To find essential genes and understand the biology of intestinal helminths further, we compared four selected zoonotic intestinal parasites (Taenia multiceps, Ancylostoma caninum, Trichinella spiralis and Ascaris suum). The available transcript datasets of four species of zoonotic intestinal parasites were chosen to detect common genes that may be involved in adapting to intestinal parasitic life based on KEGG annotations. Of the 32,895 annotated nucleotide ESTs (40,66% of 80,905) of A. caninum, 11,645 annotated unigenes (37.26% of 31,282) of T. multiceps and 2,110 annotated CDSs (12.88% of 16,380) of T. spiralis, 145 common genes were found from the overlapping annotated part (identity ≥80%) of A. caninum, T. spiralis and T. multiceps (Figure 5A). Together with 12,703 annotated contigs (19.26% of 65,952) of A. suum, 109 common genes were found from overlapping parts (Figure 5B) of the four species of intestinal parasites, which could constitute essential genes or potential drug targets. The 109 common genes IDs with corresponding annotations among T. multiceps, T. spiralis, A. caninum and A. suum are shown in Table S3. Here, one (unigene 18109) of the common genes was identified using RT-PCR, with the accession number GU205474 in GenBank.

Figure 5

Venn diagram showing the overlap sequences among four intestinal parasites and five Taeniidae cestodes.

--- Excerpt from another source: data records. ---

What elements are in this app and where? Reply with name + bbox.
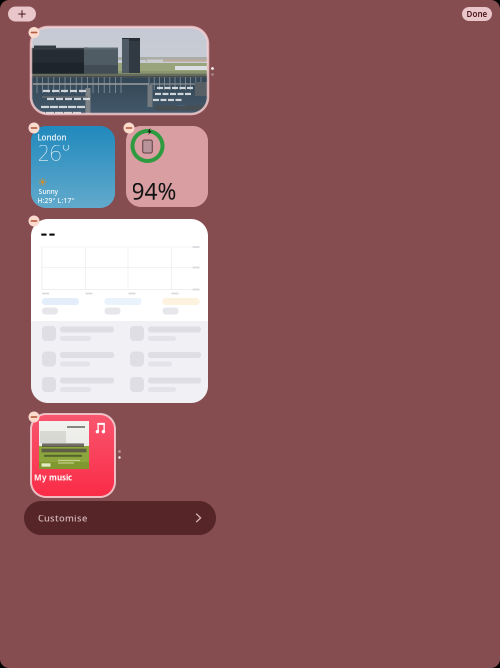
staticText: London [38,132,66,143]
staticText: My music [34,472,72,483]
button[interactable]: Photos widget [31,27,208,114]
button[interactable]: Weather widget [31,126,115,208]
button[interactable]: Add widget [8,6,36,22]
button[interactable]: Calendar widget [31,219,208,403]
button[interactable]: Music widget [31,414,115,497]
button[interactable]: Battery widget [126,126,208,207]
staticText: Done [466,9,488,19]
staticText: H:29° L:17° [38,196,74,205]
staticText: Customise [38,512,87,524]
button[interactable]: Customise [24,501,216,535]
staticText: 94% [132,176,176,206]
button[interactable]: Done [462,7,492,21]
staticText: Sunny [38,187,58,196]
staticText: 26° [38,138,70,167]
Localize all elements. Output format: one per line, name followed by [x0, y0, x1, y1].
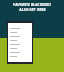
staticText: FAVORITE BLACKBIRD — [13, 2, 51, 7]
staticText: ALSO GET HERE — [19, 7, 46, 12]
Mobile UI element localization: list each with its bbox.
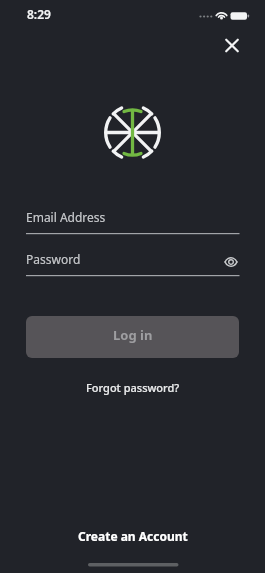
staticText: Password <box>26 251 81 267</box>
button[interactable]: Create an Account <box>72 525 194 547</box>
button[interactable]: Log in <box>26 316 239 358</box>
staticText: Create an Account <box>78 528 188 544</box>
button[interactable]: Password <box>26 246 240 277</box>
staticText: Forgot password? <box>86 380 180 395</box>
staticText: 8:29 <box>27 6 51 22</box>
staticText: Log in <box>113 326 153 344</box>
button[interactable]: Email Address <box>26 204 240 235</box>
button[interactable] <box>219 32 245 58</box>
staticText: Email Address <box>26 209 106 225</box>
button[interactable]: Forgot password? <box>80 377 186 398</box>
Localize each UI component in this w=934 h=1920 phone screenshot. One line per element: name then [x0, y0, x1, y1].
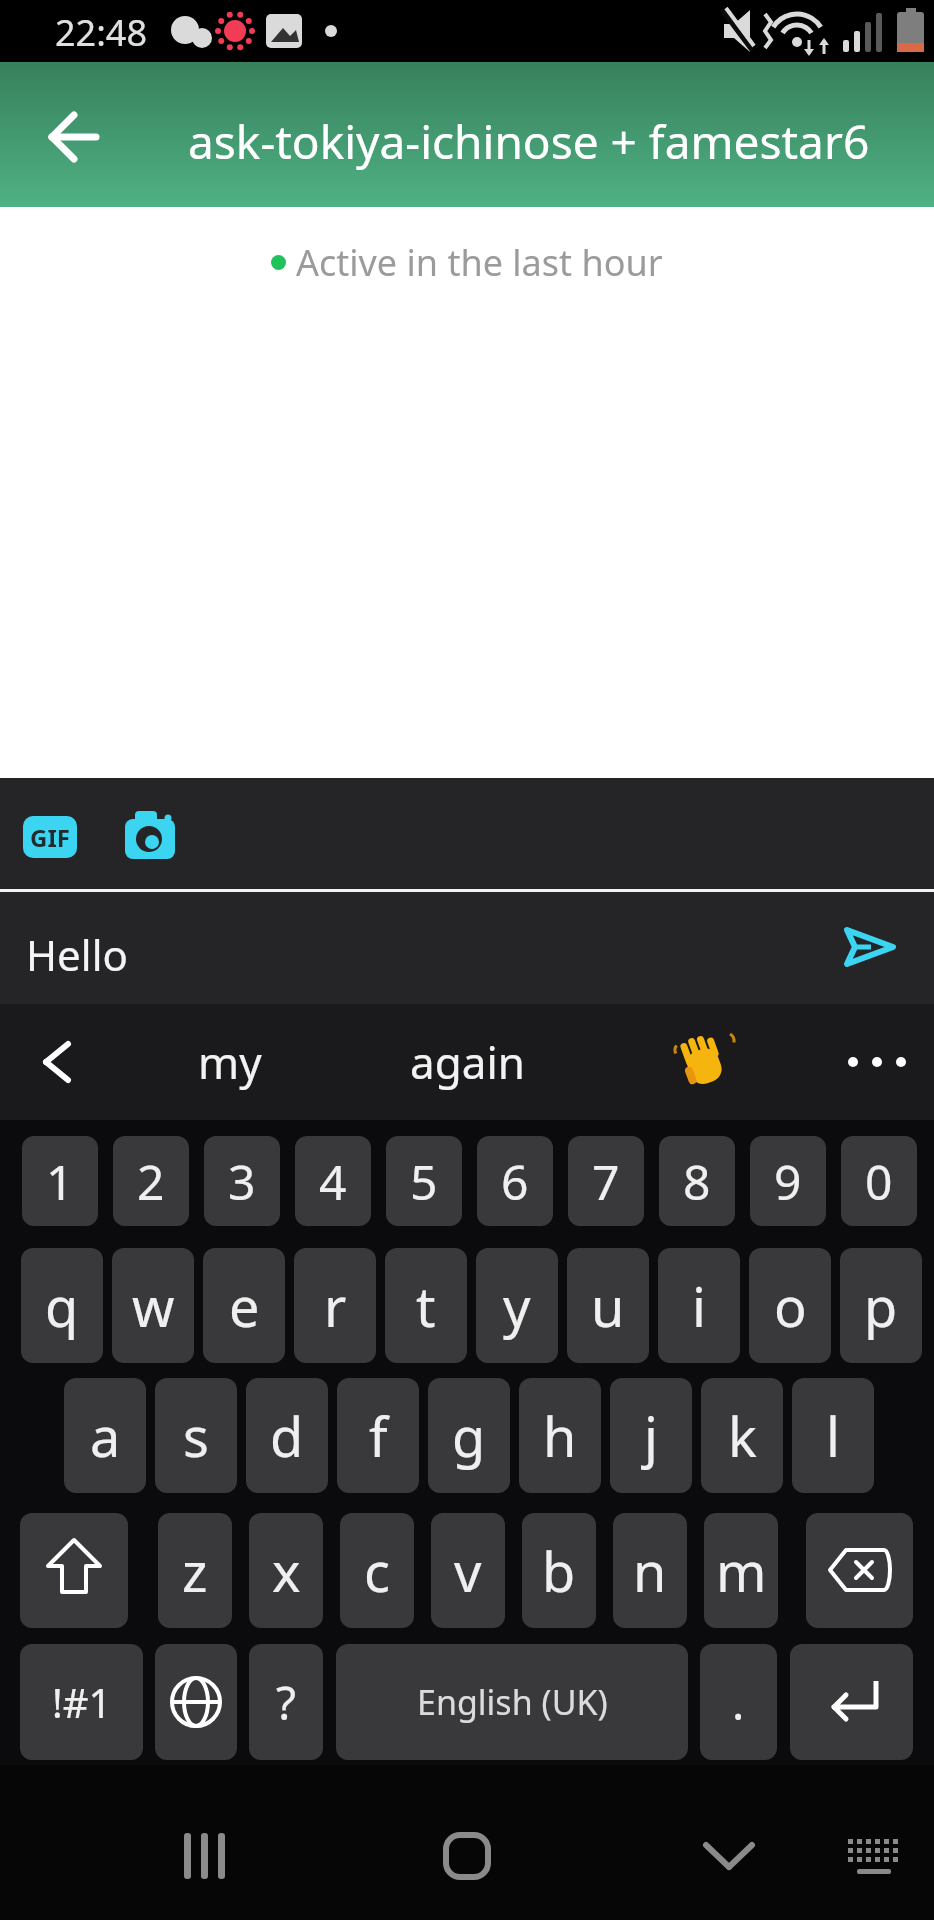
button[interactable] [155, 1644, 237, 1760]
button[interactable]: w [112, 1248, 194, 1363]
button[interactable]: f [337, 1378, 419, 1493]
button[interactable]: p [840, 1248, 922, 1363]
staticText: 6 [501, 1149, 529, 1214]
staticText: z [182, 1534, 208, 1608]
staticText: m [716, 1534, 767, 1608]
staticText: 7 [592, 1149, 620, 1214]
staticText: 9 [774, 1149, 802, 1214]
staticText: x [272, 1534, 301, 1608]
button[interactable]: q [21, 1248, 103, 1363]
button[interactable]: z [158, 1513, 232, 1628]
staticText: v [454, 1534, 482, 1608]
staticText: . [732, 1671, 745, 1734]
staticText: 5 [410, 1149, 438, 1214]
button[interactable]: b [522, 1513, 596, 1628]
staticText: 0 [865, 1149, 893, 1214]
button[interactable]: t [385, 1248, 467, 1363]
button[interactable]: 9 [750, 1136, 826, 1226]
button[interactable]: d [246, 1378, 328, 1493]
button[interactable]: Hello [0, 892, 820, 1004]
staticText: r [324, 1269, 347, 1343]
staticText: English (UK) [417, 1679, 608, 1725]
staticText: 1 [46, 1149, 74, 1214]
button[interactable] [678, 1035, 732, 1089]
staticText: a [90, 1399, 121, 1473]
button[interactable]: j [610, 1378, 692, 1493]
button[interactable] [806, 1513, 913, 1628]
staticText: i [692, 1269, 706, 1343]
staticText: GIF [30, 821, 70, 854]
staticText: e [229, 1269, 260, 1343]
button[interactable]: c [340, 1513, 414, 1628]
button[interactable] [125, 811, 175, 861]
button[interactable]: 7 [568, 1136, 644, 1226]
button[interactable]: x [249, 1513, 323, 1628]
staticText: p [864, 1269, 898, 1343]
button[interactable]: k [701, 1378, 783, 1493]
staticText: n [633, 1534, 667, 1608]
button[interactable]: 0 [841, 1136, 917, 1226]
staticText: g [452, 1399, 486, 1473]
button[interactable]: h [519, 1378, 601, 1493]
staticText: s [183, 1399, 209, 1473]
button[interactable]: again [390, 1004, 544, 1120]
staticText: 8 [683, 1149, 711, 1214]
staticText: q [45, 1269, 79, 1343]
button[interactable] [845, 924, 895, 970]
button[interactable]: English (UK) [336, 1644, 688, 1760]
staticText: w [132, 1269, 175, 1343]
button[interactable]: g [428, 1378, 510, 1493]
button[interactable]: 2 [113, 1136, 189, 1226]
button[interactable]: . [700, 1644, 777, 1760]
staticText: l [826, 1399, 840, 1473]
staticText: ask-tokiya-ichinose + famestar6 [188, 110, 870, 173]
button[interactable]: 3 [204, 1136, 280, 1226]
button[interactable]: n [613, 1513, 687, 1628]
staticText: ? [276, 1671, 296, 1734]
button[interactable]: v [431, 1513, 505, 1628]
staticText: h [543, 1399, 577, 1473]
button[interactable] [40, 1044, 76, 1080]
button[interactable]: y [476, 1248, 558, 1363]
button[interactable]: ? [249, 1644, 323, 1760]
button[interactable] [38, 98, 108, 176]
staticText: j [644, 1399, 658, 1473]
button[interactable] [848, 1839, 900, 1875]
staticText: f [369, 1399, 388, 1473]
staticText: b [542, 1534, 576, 1608]
button[interactable]: m [704, 1513, 778, 1628]
button[interactable] [20, 1513, 128, 1628]
button[interactable] [184, 1833, 228, 1879]
button[interactable]: 5 [386, 1136, 462, 1226]
button[interactable] [444, 1833, 490, 1879]
button[interactable]: u [567, 1248, 649, 1363]
button[interactable]: l [792, 1378, 874, 1493]
button[interactable]: 6 [477, 1136, 553, 1226]
staticText: my [198, 1032, 262, 1092]
staticText: t [416, 1269, 436, 1343]
staticText: again [410, 1032, 525, 1092]
button[interactable] [845, 1054, 909, 1070]
button[interactable]: 1 [22, 1136, 98, 1226]
staticText: Hello [26, 926, 128, 983]
staticText: y [503, 1269, 531, 1343]
button[interactable]: e [203, 1248, 285, 1363]
button[interactable]: my [160, 1004, 300, 1120]
staticText: k [728, 1399, 757, 1473]
button[interactable]: a [64, 1378, 146, 1493]
staticText: u [591, 1269, 625, 1343]
button[interactable] [706, 1845, 752, 1869]
button[interactable]: s [155, 1378, 237, 1493]
button[interactable]: i [658, 1248, 740, 1363]
button[interactable]: !#1 [20, 1644, 143, 1760]
button[interactable]: o [749, 1248, 831, 1363]
button[interactable]: r [294, 1248, 376, 1363]
staticText: o [774, 1269, 807, 1343]
button[interactable]: 8 [659, 1136, 735, 1226]
staticText: 22:48 [55, 8, 148, 57]
button[interactable]: 4 [295, 1136, 371, 1226]
button[interactable] [790, 1644, 913, 1760]
staticText: 4 [319, 1149, 347, 1214]
staticText: 2 [137, 1149, 165, 1214]
button[interactable]: GIF [23, 816, 77, 858]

(A) 145 common genes shared by T. multiceps, T. spiralis and A. caninum. (B) 109 common genes shared by T. multiceps, T. spiralis, A. caninum and A. suum. (C) 5,100 common genes among T. multiceps, T. pisiformis and T. solium. (D) 261 conserved genes between T. multiceps, T. pisiformis, T. solium, E. granulosus and E. multilocularis.

Venn diagram showing the overlap sequences among four intestinal parasites and five Taeniidae cestodes.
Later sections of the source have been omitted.